Конечно, я был подготовлен к этому свиданию — глянул выложенные в интернете снимки самого нервного петербургского строительного проекта последнего 20-летия. Конечно, я был поражен увиденным. Но, должен признаться, к общему ругательному воплю я присоединился по инерции, без внутренней убежденности.
Нельзя судить архитектуру по любительским изображениям, думал я, стоя на набережной Крюкова канала, уже чуть рассмотрев Вторую Мариинку. Затем я стал ее обходить неспешно. Что сказать? Возмущению моему не было предела. Но это было необычайно тихое возмущение, скорее растерянность. Живая, осязаемая Новая Мариинка совершенно исключала ту единственную эмоцию, которую возбуждали ее снимки в интернете, — все что угодно, но она не безобразна. Мариинка-2 — это свидание с пустотой.
Так может выглядеть торговый центр в любом большом городе мира — Лондоне, Лос-Анджелесе, Мадриде, теперь вот в Петербурге. Мариинка-2 получилась ровно такой, какой она не могла померещиться никому из тех, кто начинал этот проект, включая руководителя театра Валерия Гергиева. Первым был проект Эрика Мосса, американской звезды постмодернистского взгляда на мир в архитектуре. Как свидетельствует блестящий критик Григорий Ревзин, «театр в его исполнении оказался своего рода кучей из больших стеклянных мешков, которые меланхолически отражали в себе сумрачное петербургское небо». Проект был компактным, и одно это уязвляло восходящую мощь русского госкапитализма начала 2000-х. Десять лет назад Мариинка была на пике славы — безусловно, первой сценой страны, едва ли не самым развивающимся музыкальным театром мира.

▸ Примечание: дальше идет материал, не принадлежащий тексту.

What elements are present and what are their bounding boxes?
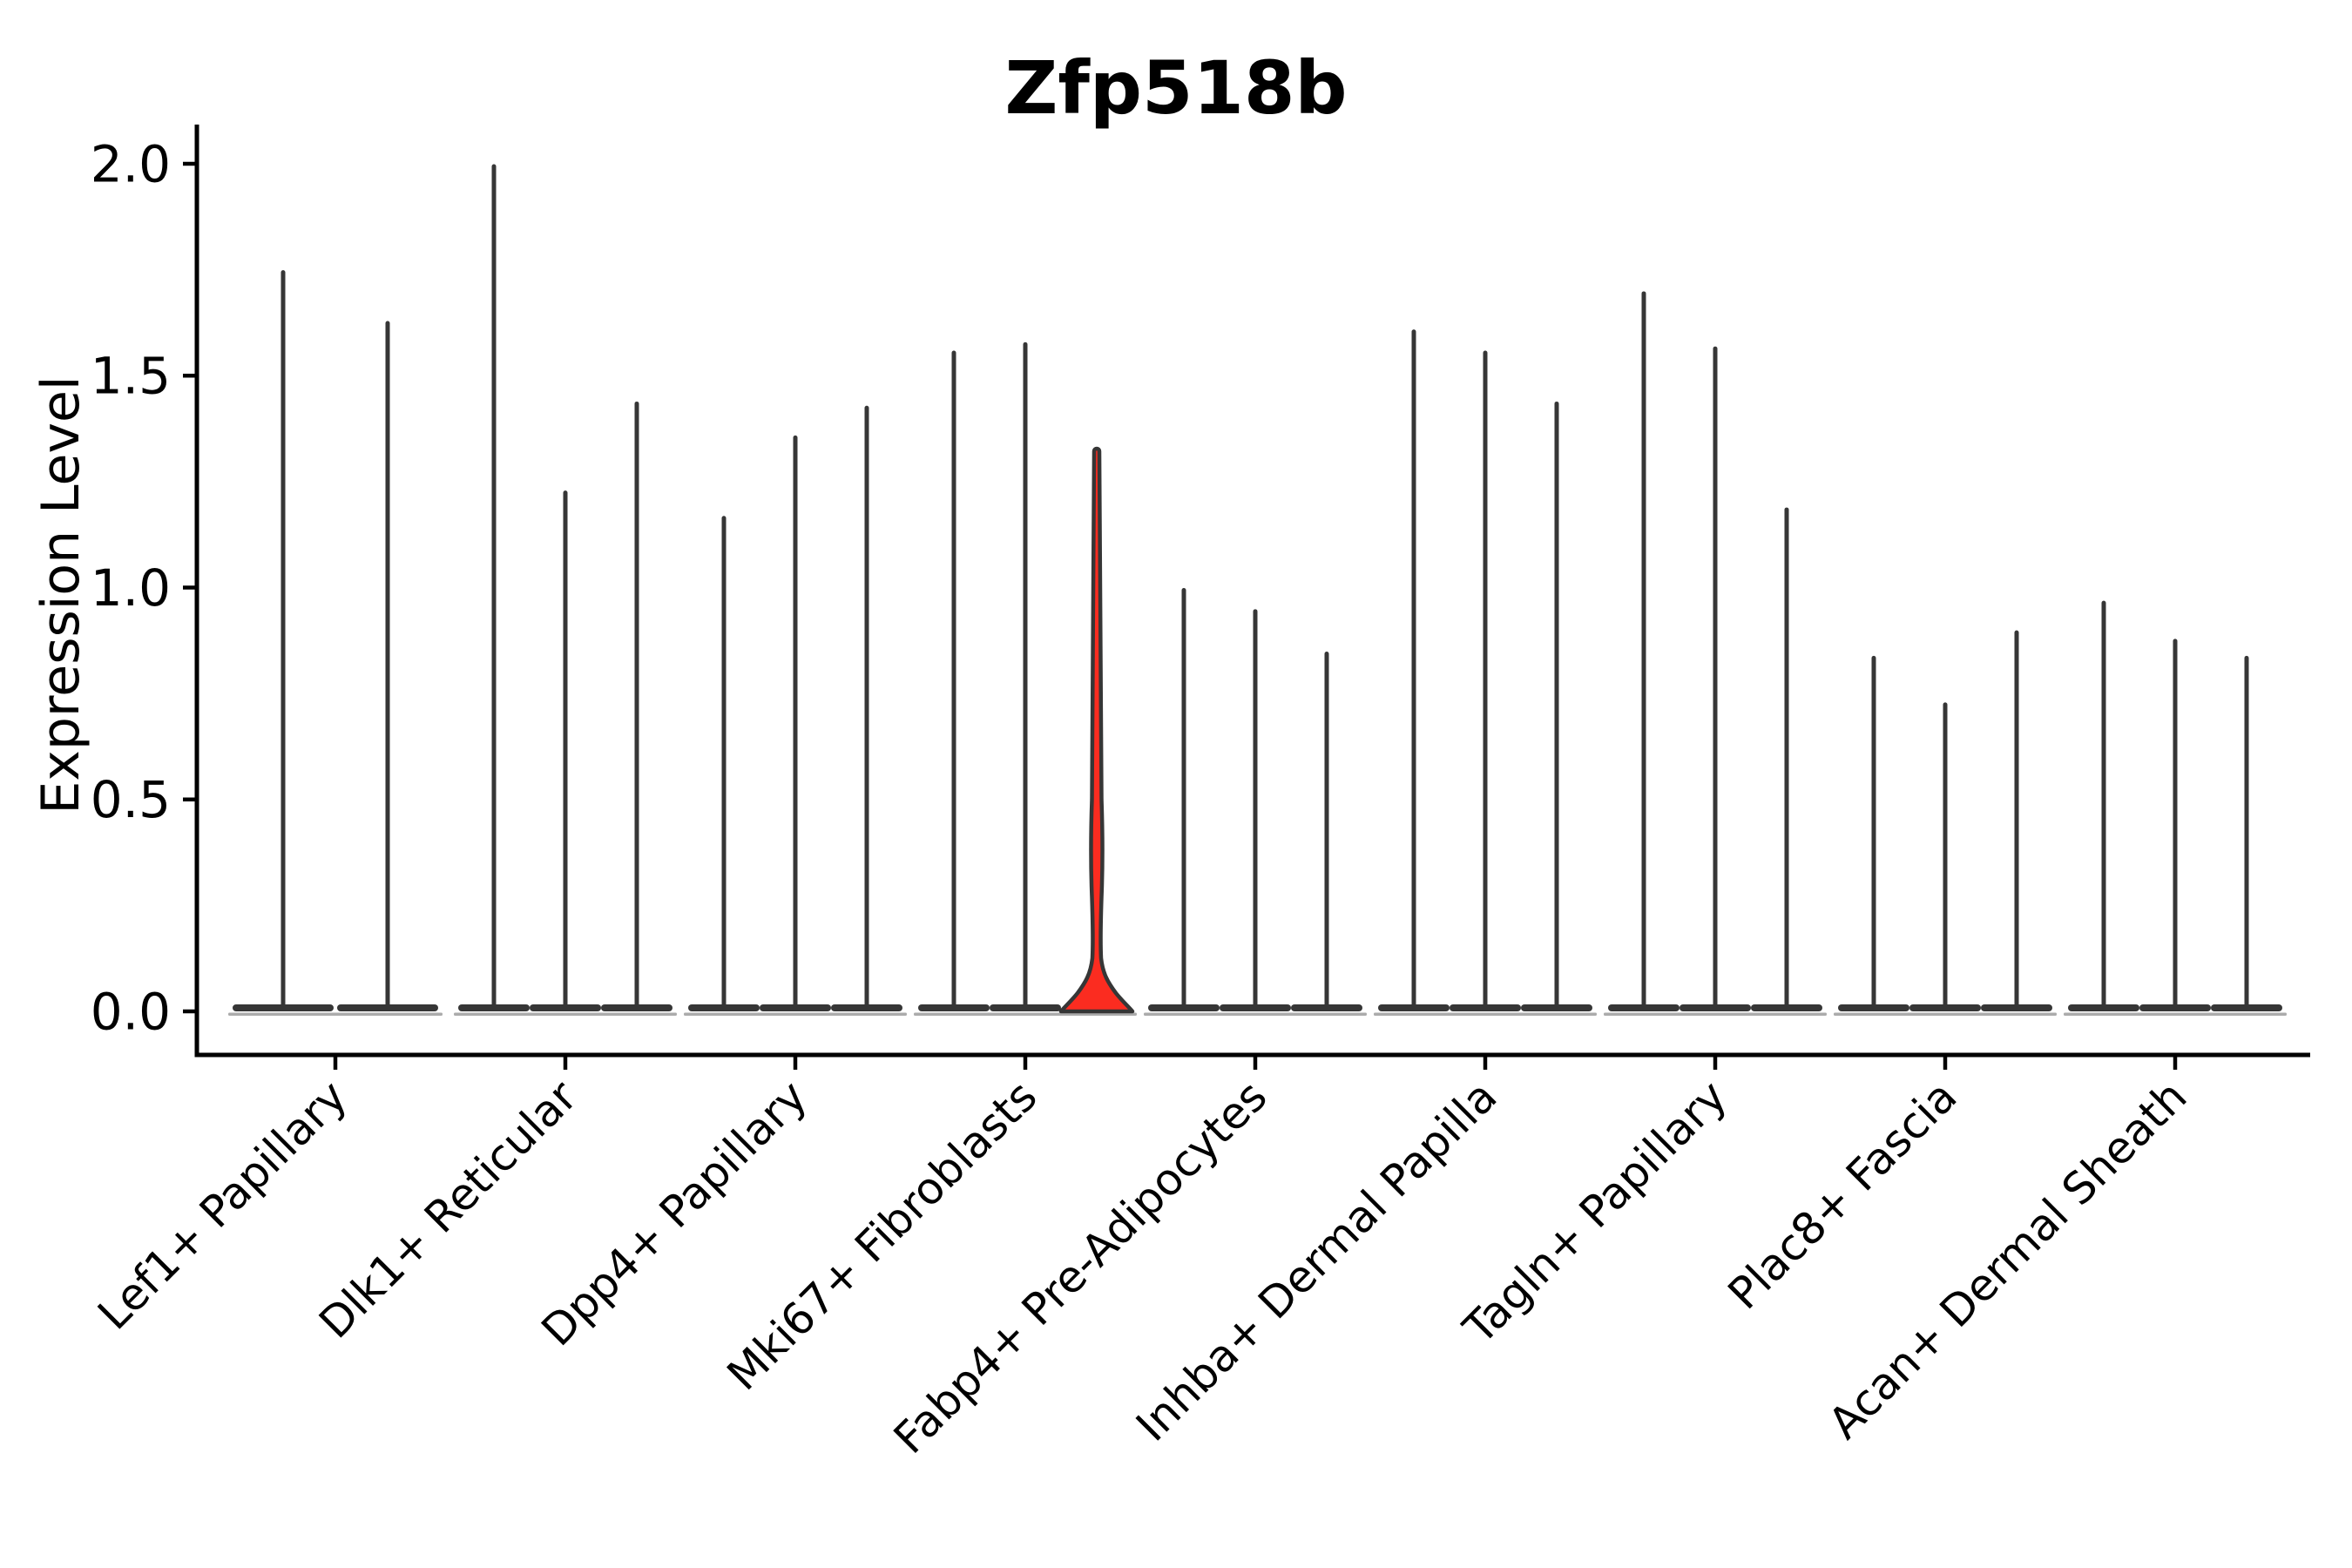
y-axis-tick-label: 1.0 [91,558,171,618]
violin-base [688,1004,760,1011]
violin-base [760,1004,831,1011]
violin-base [1680,1004,1751,1011]
violin-base [1291,1004,1362,1011]
violin-base-shadow [1604,1012,1827,1016]
violin-base-shadow [684,1012,907,1016]
y-axis-tick-label: 2.0 [91,134,171,193]
violin-base-shadow [228,1012,443,1016]
violin-base [918,1004,990,1011]
violin-base [337,1004,438,1011]
violin-base [1450,1004,1521,1011]
violin-base-shadow [1834,1012,2057,1016]
violin-base [1909,1004,1981,1011]
y-axis-tick-label: 0.5 [91,770,171,829]
violin-base [1148,1004,1220,1011]
violin-base-shadow [454,1012,677,1016]
x-axis-tick-label: Lef1+ Papillary [88,1071,356,1339]
violin-base [831,1004,902,1011]
violin-base [530,1004,601,1011]
violin-base [2139,1004,2211,1011]
violin-base-shadow [2064,1012,2287,1016]
violin-base [1838,1004,1909,1011]
violin-base [2068,1004,2139,1011]
y-axis-tick-label: 0.0 [91,982,171,1041]
x-axis-tick-label: Plac8+ Fascia [1719,1071,1967,1319]
violin-base-shadow [914,1012,1137,1016]
violin-base [1220,1004,1291,1011]
violin-base [2211,1004,2282,1011]
violin-base [1378,1004,1450,1011]
violin-base [990,1004,1061,1011]
violin-base [458,1004,530,1011]
violin-base [601,1004,672,1011]
violin-base [233,1004,334,1011]
violin-base [1981,1004,2052,1011]
violin-base [1608,1004,1680,1011]
x-axis-tick-label: Fabp4+ Pre-Adipocytes [884,1071,1277,1463]
violin-base-shadow [1374,1012,1597,1016]
chart-title: Zfp518b [1004,45,1348,131]
y-axis-tick-label: 1.5 [91,347,171,406]
violin-base [1751,1004,1822,1011]
violin-base [1521,1004,1592,1011]
violin-highlighted [1058,446,1135,1014]
violin-base-shadow [1144,1012,1367,1016]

Сменщик Мосса, француз Доминик Перро подыграл новому русскому куражу. Он исполнил как бы то же самое, но, как свидетельствует Ревзин, «в пять раз больше». И вот тут проект Перро попал под удар как со стороны алчных русских подрядчиков, которые, как и все алчные подрядчики, были заинтересованы в заморозке проекта, так и со стороны бескорыстной общественности Петербурга, которая осознала, что в историческом центре появится самодовольное чудище современной архитектуры. Великая мечта о великой новой сцене великого театра была заморожена, демонтирована и в конце концов выброшена. На месте котлована возникла пара скромных и толковых канадских кризис-зодчих. Они быстро реализовали единственное отчаянное пожелание заказчика — побыстрее, поскромнее, чтобы особо не загораживало и не отсвечивало. Не поленитесь, посмотрите, как выглядит, скажем, Дом Оперы в Монреале. Получилось по-канадски скромно. За вычетом, разумеется, цены этой скромности.

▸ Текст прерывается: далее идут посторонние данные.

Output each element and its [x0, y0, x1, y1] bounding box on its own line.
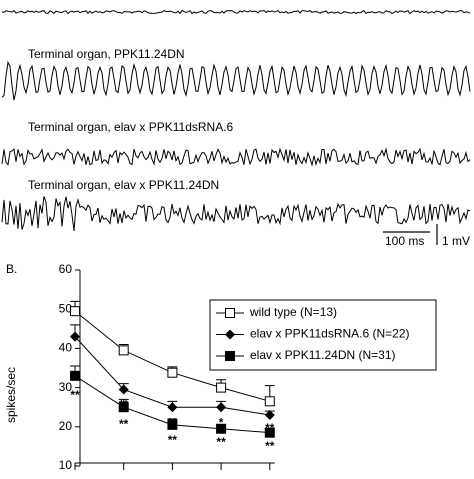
legend-label: wild type (N=13): [249, 305, 337, 319]
point: [118, 384, 129, 395]
y-tick-label: 50: [59, 301, 73, 315]
point: [264, 427, 275, 438]
point: [167, 402, 178, 413]
significance: **: [216, 435, 226, 449]
legend-label: elav x PPK11dsRNA.6 (N=22): [250, 327, 410, 341]
scale-bar: [383, 224, 438, 245]
y-tick-label: 20: [59, 419, 73, 433]
significance: **: [119, 417, 129, 431]
point: [216, 382, 227, 393]
y-tick-label: 30: [59, 380, 73, 394]
point: [216, 423, 227, 434]
trace: [1, 9, 471, 15]
significance: **: [265, 439, 275, 453]
trace-label: Terminal organ, elav x PPK11dsRNA.6: [28, 120, 234, 134]
point: [70, 331, 80, 342]
y-tick-label: 60: [59, 262, 73, 276]
point: [118, 402, 129, 413]
significance: *: [219, 415, 224, 429]
scale-voltage: 1 mV: [442, 234, 470, 248]
point: [70, 370, 80, 381]
y-axis-label: spikes/sec: [4, 367, 18, 423]
point: [216, 402, 227, 413]
legend: [209, 299, 437, 371]
legend-marker: [225, 329, 235, 340]
trace: [1, 196, 471, 232]
point: [167, 367, 178, 378]
significance: **: [168, 433, 178, 447]
point: [264, 410, 275, 421]
point: [264, 396, 275, 407]
significance: **: [70, 388, 80, 402]
scale-time: 100 ms: [385, 234, 424, 248]
legend-label: elav x PPK11.24DN (N=31): [250, 348, 396, 362]
legend-marker: [225, 351, 235, 361]
y-tick-label: 40: [59, 341, 73, 355]
legend-marker: [225, 308, 235, 318]
trace-label: Terminal organ, PPK11.24DN: [28, 47, 185, 61]
panel-label: B.: [6, 262, 17, 276]
y-tick-label: 10: [59, 458, 73, 472]
trace: [1, 60, 471, 101]
point: [70, 306, 80, 317]
point: [167, 419, 178, 430]
trace-label: Terminal organ, elav x PPK11.24DN: [28, 178, 219, 192]
point: [118, 345, 129, 356]
trace: [1, 147, 471, 167]
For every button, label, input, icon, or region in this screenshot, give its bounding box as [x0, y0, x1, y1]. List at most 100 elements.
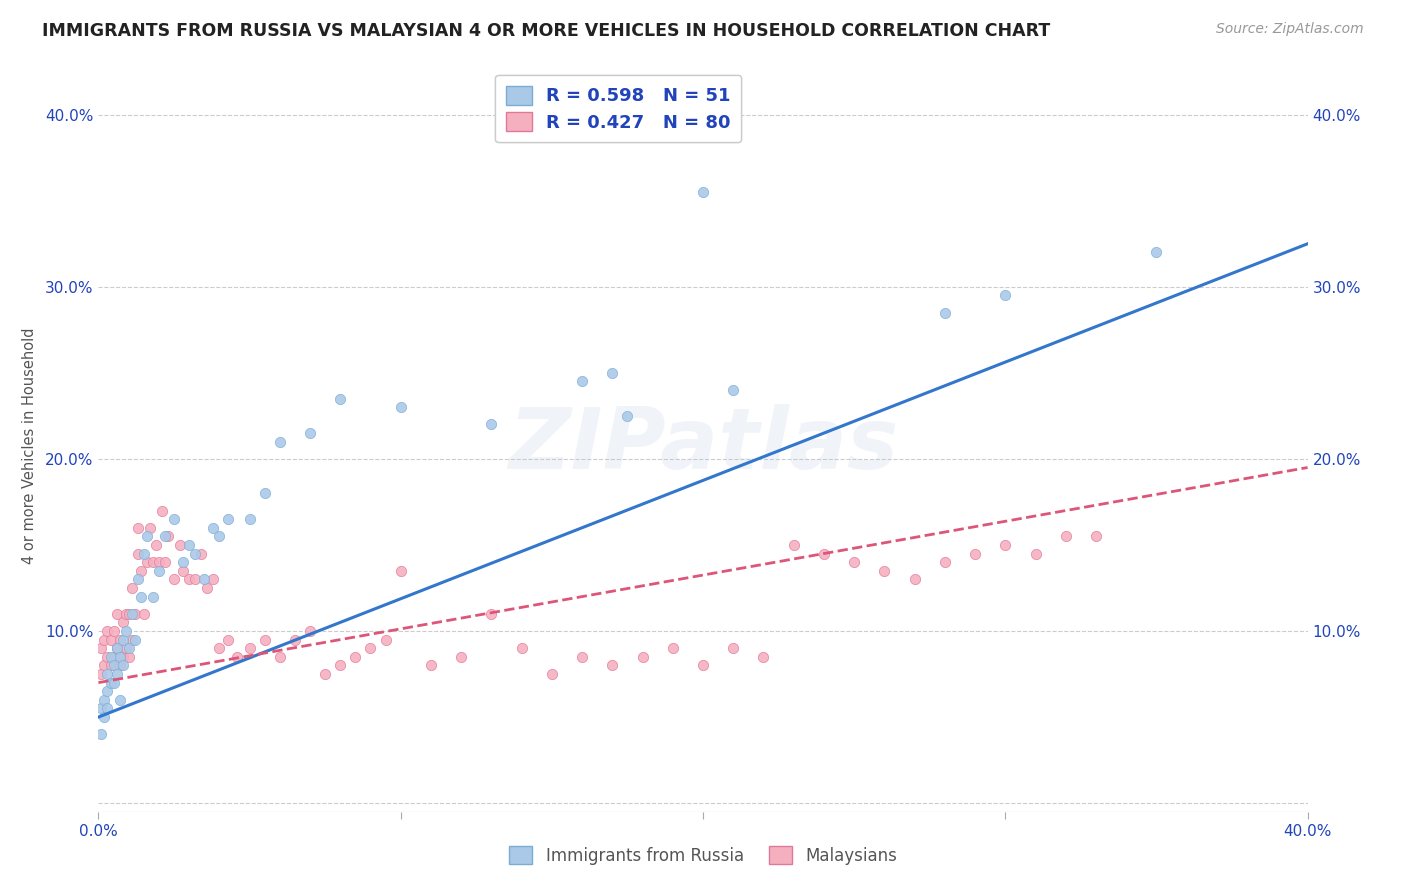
Point — [184, 547, 207, 561]
Point — [481, 607, 503, 621]
Point — [172, 564, 194, 578]
Point — [540, 667, 562, 681]
Point — [105, 641, 128, 656]
Point — [148, 564, 170, 578]
Point — [723, 641, 745, 656]
Point — [90, 667, 112, 681]
Point — [239, 512, 262, 526]
Point — [111, 649, 134, 664]
Point — [510, 641, 533, 656]
Point — [118, 607, 141, 621]
Point — [100, 632, 122, 647]
Point — [994, 538, 1017, 552]
Point — [142, 555, 165, 569]
Point — [127, 547, 149, 561]
Point — [103, 658, 125, 673]
Point — [111, 632, 134, 647]
Point — [934, 305, 956, 319]
Point — [153, 555, 176, 569]
Point — [163, 573, 186, 587]
Point — [299, 624, 322, 638]
Point — [752, 649, 775, 664]
Point — [114, 607, 136, 621]
Text: Source: ZipAtlas.com: Source: ZipAtlas.com — [1216, 22, 1364, 37]
Point — [150, 503, 173, 517]
Point — [127, 521, 149, 535]
Point — [105, 641, 128, 656]
Point — [129, 564, 152, 578]
Point — [844, 555, 866, 569]
Point — [616, 409, 638, 423]
Point — [108, 693, 131, 707]
Point — [269, 434, 291, 449]
Point — [96, 701, 118, 715]
Point — [631, 649, 654, 664]
Point — [135, 555, 157, 569]
Point — [139, 521, 162, 535]
Point — [226, 649, 249, 664]
Point — [108, 658, 131, 673]
Point — [661, 641, 683, 656]
Point — [90, 727, 112, 741]
Point — [114, 624, 136, 638]
Legend: R = 0.598   N = 51, R = 0.427   N = 80: R = 0.598 N = 51, R = 0.427 N = 80 — [495, 75, 741, 143]
Point — [904, 573, 927, 587]
Point — [148, 555, 170, 569]
Point — [195, 581, 218, 595]
Point — [100, 649, 122, 664]
Point — [934, 555, 956, 569]
Point — [103, 649, 125, 664]
Point — [360, 641, 382, 656]
Point — [96, 667, 118, 681]
Point — [132, 547, 155, 561]
Point — [96, 684, 118, 698]
Point — [193, 573, 215, 587]
Point — [93, 710, 115, 724]
Point — [93, 693, 115, 707]
Point — [114, 641, 136, 656]
Point — [129, 590, 152, 604]
Point — [202, 521, 225, 535]
Point — [329, 658, 352, 673]
Point — [93, 632, 115, 647]
Point — [602, 658, 624, 673]
Point — [602, 366, 624, 380]
Point — [121, 607, 143, 621]
Point — [179, 573, 201, 587]
Point — [90, 701, 112, 715]
Point — [783, 538, 806, 552]
Point — [121, 632, 143, 647]
Point — [153, 529, 176, 543]
Point — [179, 538, 201, 552]
Point — [96, 624, 118, 638]
Point — [253, 486, 276, 500]
Point — [329, 392, 352, 406]
Legend: Immigrants from Russia, Malaysians: Immigrants from Russia, Malaysians — [499, 836, 907, 875]
Text: IMMIGRANTS FROM RUSSIA VS MALAYSIAN 4 OR MORE VEHICLES IN HOUSEHOLD CORRELATION : IMMIGRANTS FROM RUSSIA VS MALAYSIAN 4 OR… — [42, 22, 1050, 40]
Point — [190, 547, 212, 561]
Point — [389, 401, 412, 415]
Point — [1144, 245, 1167, 260]
Point — [374, 632, 396, 647]
Text: ZIPatlas: ZIPatlas — [508, 404, 898, 488]
Point — [202, 573, 225, 587]
Point — [118, 649, 141, 664]
Point — [142, 590, 165, 604]
Point — [1054, 529, 1077, 543]
Point — [108, 632, 131, 647]
Point — [723, 383, 745, 397]
Point — [124, 607, 146, 621]
Point — [163, 512, 186, 526]
Point — [389, 564, 412, 578]
Point — [93, 658, 115, 673]
Point — [105, 607, 128, 621]
Point — [108, 649, 131, 664]
Point — [111, 658, 134, 673]
Point — [118, 641, 141, 656]
Point — [169, 538, 191, 552]
Point — [172, 555, 194, 569]
Point — [571, 649, 593, 664]
Point — [208, 641, 231, 656]
Point — [121, 581, 143, 595]
Point — [145, 538, 167, 552]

Это история не про воровство, не про победу Плохого вкуса над Хорошим. Это история про то, что в сегодняшней России в реализации больших архитектурных проектов невозможны никакие победы или поражения. Только ничья. Унылые, плоские нули растущих смет.

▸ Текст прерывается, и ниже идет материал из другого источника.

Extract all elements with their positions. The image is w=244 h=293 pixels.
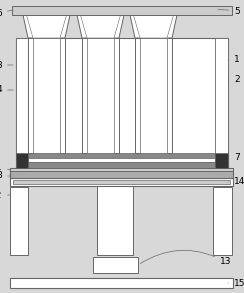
Bar bbox=[10, 178, 233, 186]
Bar bbox=[10, 168, 233, 178]
Bar bbox=[93, 257, 138, 273]
Text: 11: 11 bbox=[0, 163, 10, 173]
Text: 1: 1 bbox=[228, 55, 240, 64]
Bar bbox=[13, 180, 230, 184]
Bar bbox=[28, 153, 215, 158]
Text: 15: 15 bbox=[228, 279, 244, 287]
Polygon shape bbox=[75, 8, 125, 38]
Text: 8: 8 bbox=[0, 171, 10, 180]
Bar bbox=[97, 180, 133, 255]
Bar bbox=[87, 38, 114, 153]
Text: 6: 6 bbox=[0, 9, 13, 18]
Bar bbox=[28, 162, 215, 168]
Bar bbox=[140, 38, 167, 153]
Bar bbox=[10, 168, 233, 171]
Bar bbox=[82, 38, 119, 153]
Bar bbox=[16, 153, 28, 168]
Bar bbox=[213, 187, 232, 255]
Bar bbox=[33, 38, 60, 153]
Text: 5: 5 bbox=[218, 8, 240, 16]
Text: 7: 7 bbox=[228, 154, 240, 163]
Polygon shape bbox=[129, 8, 179, 38]
Bar bbox=[215, 153, 228, 168]
Polygon shape bbox=[21, 8, 71, 38]
Bar bbox=[10, 278, 233, 288]
Bar bbox=[12, 6, 232, 15]
Text: 4: 4 bbox=[0, 86, 13, 95]
Text: 13: 13 bbox=[140, 250, 232, 267]
Polygon shape bbox=[132, 8, 175, 38]
Text: 12: 12 bbox=[0, 190, 10, 200]
Text: 3: 3 bbox=[0, 60, 13, 69]
Bar bbox=[16, 38, 29, 168]
Bar bbox=[28, 38, 65, 153]
Bar bbox=[10, 187, 28, 255]
Text: 2: 2 bbox=[228, 76, 240, 84]
Polygon shape bbox=[79, 8, 122, 38]
Polygon shape bbox=[24, 8, 69, 38]
Bar bbox=[16, 38, 228, 178]
Bar bbox=[215, 38, 228, 168]
Text: 14: 14 bbox=[228, 178, 244, 187]
Bar bbox=[135, 38, 172, 153]
Bar bbox=[28, 158, 215, 162]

Мариинка — это памятник подсознанию. Здесь реализовалась подлинная внешнеполитическая доктрина России, маскируемая вялыми декларациями об особом пути — раствориться, слиться то ли с Евроатлантической цивилизацией, то ли с растущей азиатской. Носить серое. Скромничать. При этом осваивая нескромные бюджеты.
Есть распространенный взгляд на предназначение архитектуры — она должна радовать глаз, пытаться воссоздать образ Божественной красоты, единственный и неделимый. Просто он был разбит человечеством на миллиарды осколков. (Поэтому мой глаз абсолютно счастлив в Италии.) Это наивный взгляд, он сразу же упирается в спор о том, каким был этот образ. Однако мы можем сойтись на том, что архитектура должна по крайней мере рассказывать людям истории. В первую очередь о своем времени. И в этом смысле Мариинка-2 — абсолютный шедевр.